Auch wer schweigt, sagt etwas
Doppelmord: Ludwigshafen trauert um die Männer, die ein Flüchtling umgebracht hat / Regierung äußert sich nicht zu den Taten
Vincent Steinkohl

Mehr als tausend Menschen versammeln sich am Sonntag in Ludwigshafen-Oggersheim, Fassungslosigkeit und Trauer dominieren die Stimmung der Teilnehmer. Blumen und Kerzen werden niedergelegt, Fotos zeigen die Gesichter der beiden Ermordeten.
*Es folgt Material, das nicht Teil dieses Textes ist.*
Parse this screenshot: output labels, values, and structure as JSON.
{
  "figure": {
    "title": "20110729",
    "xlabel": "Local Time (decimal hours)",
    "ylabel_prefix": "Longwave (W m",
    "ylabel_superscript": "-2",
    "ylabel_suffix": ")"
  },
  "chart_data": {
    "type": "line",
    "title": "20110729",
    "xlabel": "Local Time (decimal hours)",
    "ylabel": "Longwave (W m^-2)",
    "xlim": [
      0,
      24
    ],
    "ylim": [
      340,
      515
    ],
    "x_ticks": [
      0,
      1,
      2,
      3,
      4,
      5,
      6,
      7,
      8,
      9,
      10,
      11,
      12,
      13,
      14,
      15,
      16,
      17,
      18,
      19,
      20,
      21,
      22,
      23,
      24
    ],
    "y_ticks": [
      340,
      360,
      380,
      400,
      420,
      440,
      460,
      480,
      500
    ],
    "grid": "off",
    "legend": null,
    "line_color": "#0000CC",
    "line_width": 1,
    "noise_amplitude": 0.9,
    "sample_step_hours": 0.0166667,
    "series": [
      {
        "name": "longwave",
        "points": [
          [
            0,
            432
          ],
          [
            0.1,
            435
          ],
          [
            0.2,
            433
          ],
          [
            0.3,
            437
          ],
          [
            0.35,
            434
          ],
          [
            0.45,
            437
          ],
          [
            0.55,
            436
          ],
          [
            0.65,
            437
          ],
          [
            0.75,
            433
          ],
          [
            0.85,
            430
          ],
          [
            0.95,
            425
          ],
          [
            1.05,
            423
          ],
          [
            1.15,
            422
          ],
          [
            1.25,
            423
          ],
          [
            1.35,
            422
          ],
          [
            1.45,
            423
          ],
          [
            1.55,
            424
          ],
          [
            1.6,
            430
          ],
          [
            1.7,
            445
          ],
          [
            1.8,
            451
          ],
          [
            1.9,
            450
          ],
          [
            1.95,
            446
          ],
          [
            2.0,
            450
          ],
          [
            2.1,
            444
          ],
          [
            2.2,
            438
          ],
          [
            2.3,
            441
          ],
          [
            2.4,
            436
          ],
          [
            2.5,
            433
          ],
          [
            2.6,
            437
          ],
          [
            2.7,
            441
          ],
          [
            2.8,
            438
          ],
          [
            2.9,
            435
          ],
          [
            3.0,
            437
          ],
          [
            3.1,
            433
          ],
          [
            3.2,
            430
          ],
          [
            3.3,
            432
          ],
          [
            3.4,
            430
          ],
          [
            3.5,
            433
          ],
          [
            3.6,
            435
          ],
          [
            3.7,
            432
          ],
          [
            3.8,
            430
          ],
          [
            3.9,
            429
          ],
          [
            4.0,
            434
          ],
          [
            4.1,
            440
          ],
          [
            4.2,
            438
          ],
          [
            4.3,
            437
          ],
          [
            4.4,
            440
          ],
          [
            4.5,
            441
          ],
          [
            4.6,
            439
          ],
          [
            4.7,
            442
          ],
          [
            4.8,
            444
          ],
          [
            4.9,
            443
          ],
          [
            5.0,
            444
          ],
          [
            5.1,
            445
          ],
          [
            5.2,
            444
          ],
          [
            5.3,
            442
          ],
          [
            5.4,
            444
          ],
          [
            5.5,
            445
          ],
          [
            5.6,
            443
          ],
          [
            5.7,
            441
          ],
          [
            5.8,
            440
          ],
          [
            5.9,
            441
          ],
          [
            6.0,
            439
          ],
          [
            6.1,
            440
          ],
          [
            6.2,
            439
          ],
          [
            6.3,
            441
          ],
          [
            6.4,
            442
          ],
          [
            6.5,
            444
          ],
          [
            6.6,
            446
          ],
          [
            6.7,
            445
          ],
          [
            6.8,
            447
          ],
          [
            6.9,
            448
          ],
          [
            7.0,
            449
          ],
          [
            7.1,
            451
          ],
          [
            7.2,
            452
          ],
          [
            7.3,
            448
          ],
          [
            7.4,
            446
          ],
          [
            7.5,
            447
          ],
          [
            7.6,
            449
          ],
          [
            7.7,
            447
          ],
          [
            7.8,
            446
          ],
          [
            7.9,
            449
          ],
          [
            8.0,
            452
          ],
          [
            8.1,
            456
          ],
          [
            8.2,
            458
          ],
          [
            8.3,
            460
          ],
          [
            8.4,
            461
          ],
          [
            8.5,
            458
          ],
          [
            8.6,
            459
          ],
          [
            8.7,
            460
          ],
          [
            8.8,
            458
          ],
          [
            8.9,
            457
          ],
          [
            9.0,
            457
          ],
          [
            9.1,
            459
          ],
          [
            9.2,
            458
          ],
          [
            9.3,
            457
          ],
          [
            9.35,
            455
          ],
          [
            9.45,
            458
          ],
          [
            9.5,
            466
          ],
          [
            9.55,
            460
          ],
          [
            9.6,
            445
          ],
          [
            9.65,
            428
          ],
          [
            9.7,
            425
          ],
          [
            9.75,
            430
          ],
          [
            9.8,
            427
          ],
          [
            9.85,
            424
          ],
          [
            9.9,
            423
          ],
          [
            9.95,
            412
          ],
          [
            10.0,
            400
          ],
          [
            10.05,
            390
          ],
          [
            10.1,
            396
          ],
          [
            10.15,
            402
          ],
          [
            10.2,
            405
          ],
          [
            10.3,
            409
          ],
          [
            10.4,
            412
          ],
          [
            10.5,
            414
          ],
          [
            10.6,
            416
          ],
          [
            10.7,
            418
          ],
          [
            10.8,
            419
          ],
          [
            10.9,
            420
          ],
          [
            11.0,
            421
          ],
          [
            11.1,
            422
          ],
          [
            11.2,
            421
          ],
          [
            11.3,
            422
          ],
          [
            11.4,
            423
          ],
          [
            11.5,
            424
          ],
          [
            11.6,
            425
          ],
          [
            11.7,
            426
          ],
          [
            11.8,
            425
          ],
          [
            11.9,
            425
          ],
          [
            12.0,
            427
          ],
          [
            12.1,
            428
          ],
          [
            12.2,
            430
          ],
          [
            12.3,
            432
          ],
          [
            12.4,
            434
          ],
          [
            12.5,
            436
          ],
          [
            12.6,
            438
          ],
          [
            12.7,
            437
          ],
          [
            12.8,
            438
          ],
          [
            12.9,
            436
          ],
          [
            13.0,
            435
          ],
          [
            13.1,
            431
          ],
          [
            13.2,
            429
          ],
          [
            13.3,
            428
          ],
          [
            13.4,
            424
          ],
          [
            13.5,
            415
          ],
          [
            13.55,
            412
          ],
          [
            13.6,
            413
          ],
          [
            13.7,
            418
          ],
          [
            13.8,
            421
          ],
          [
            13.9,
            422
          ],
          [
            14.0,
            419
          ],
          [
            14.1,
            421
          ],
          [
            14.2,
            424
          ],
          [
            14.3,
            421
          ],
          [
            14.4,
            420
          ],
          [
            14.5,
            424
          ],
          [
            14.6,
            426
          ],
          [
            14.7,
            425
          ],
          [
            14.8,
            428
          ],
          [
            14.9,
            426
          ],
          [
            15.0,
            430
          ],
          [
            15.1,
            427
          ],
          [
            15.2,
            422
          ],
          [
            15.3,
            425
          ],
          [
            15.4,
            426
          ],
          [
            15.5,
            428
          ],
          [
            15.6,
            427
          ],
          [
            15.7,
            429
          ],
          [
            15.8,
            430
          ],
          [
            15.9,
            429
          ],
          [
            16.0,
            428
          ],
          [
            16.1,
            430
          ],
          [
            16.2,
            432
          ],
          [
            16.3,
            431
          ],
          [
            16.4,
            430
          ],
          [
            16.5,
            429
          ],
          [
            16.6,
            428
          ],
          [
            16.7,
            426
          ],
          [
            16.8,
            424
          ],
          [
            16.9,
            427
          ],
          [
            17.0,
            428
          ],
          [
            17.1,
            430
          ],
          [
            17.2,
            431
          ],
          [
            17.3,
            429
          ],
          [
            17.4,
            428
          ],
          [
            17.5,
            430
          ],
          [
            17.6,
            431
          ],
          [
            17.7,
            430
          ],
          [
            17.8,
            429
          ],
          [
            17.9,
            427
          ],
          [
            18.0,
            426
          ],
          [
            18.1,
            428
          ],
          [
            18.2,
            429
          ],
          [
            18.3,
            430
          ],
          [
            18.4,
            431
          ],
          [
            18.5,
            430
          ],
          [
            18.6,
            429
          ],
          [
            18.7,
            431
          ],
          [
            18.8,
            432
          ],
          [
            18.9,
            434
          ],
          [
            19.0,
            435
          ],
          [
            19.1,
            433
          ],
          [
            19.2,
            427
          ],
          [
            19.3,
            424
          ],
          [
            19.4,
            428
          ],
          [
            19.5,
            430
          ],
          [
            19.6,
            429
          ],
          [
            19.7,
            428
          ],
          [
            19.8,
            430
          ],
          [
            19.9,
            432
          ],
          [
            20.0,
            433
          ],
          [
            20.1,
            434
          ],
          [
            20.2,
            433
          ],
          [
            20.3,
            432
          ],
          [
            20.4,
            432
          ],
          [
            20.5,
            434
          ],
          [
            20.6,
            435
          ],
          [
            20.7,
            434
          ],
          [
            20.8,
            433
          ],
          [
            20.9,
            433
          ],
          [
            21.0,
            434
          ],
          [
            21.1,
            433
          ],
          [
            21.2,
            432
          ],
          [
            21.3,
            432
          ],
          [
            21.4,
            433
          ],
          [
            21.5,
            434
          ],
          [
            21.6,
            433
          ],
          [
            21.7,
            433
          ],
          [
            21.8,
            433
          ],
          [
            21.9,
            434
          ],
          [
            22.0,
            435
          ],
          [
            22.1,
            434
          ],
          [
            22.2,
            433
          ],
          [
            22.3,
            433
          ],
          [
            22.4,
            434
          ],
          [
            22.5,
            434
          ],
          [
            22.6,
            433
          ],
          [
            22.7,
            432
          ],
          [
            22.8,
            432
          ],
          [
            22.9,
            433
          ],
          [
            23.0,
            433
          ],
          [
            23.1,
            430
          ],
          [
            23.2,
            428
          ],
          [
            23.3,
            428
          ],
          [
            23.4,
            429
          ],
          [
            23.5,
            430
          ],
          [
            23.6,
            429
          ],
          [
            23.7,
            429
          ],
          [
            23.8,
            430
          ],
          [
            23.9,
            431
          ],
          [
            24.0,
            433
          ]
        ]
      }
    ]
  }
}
Maya und Kurt S., die Eltern des getöteten 20jährigen Jonas, sind sichtlich gerührt. „Wir sind total überwältigt, daß die Anteilnahme so groß ist. Daß alle mitfühlen“, sagt die Mutter. Ihr Mann unterstreicht das: „Ich habe eine sehr starke Familie und Freunde, die Tag und Nacht bei uns sind.“ 

Das beschauliche Oggersheim, in dem der frühere Bundeskanzler Helmut Kohl von 1971 bis zu seinem Tod gelebt hatte, wurde vorige Woche zum Schauplatz blutiger Gewalt. Laut Nachbarn wollte ein 25jähriger Somalier in die Wohnung seiner Ex-Freundin eindringen, die sich zuvor von ihm getrennt hatte. Als die Frau die Tür nicht öffnete, schrie er wütend auf der Straße herum. 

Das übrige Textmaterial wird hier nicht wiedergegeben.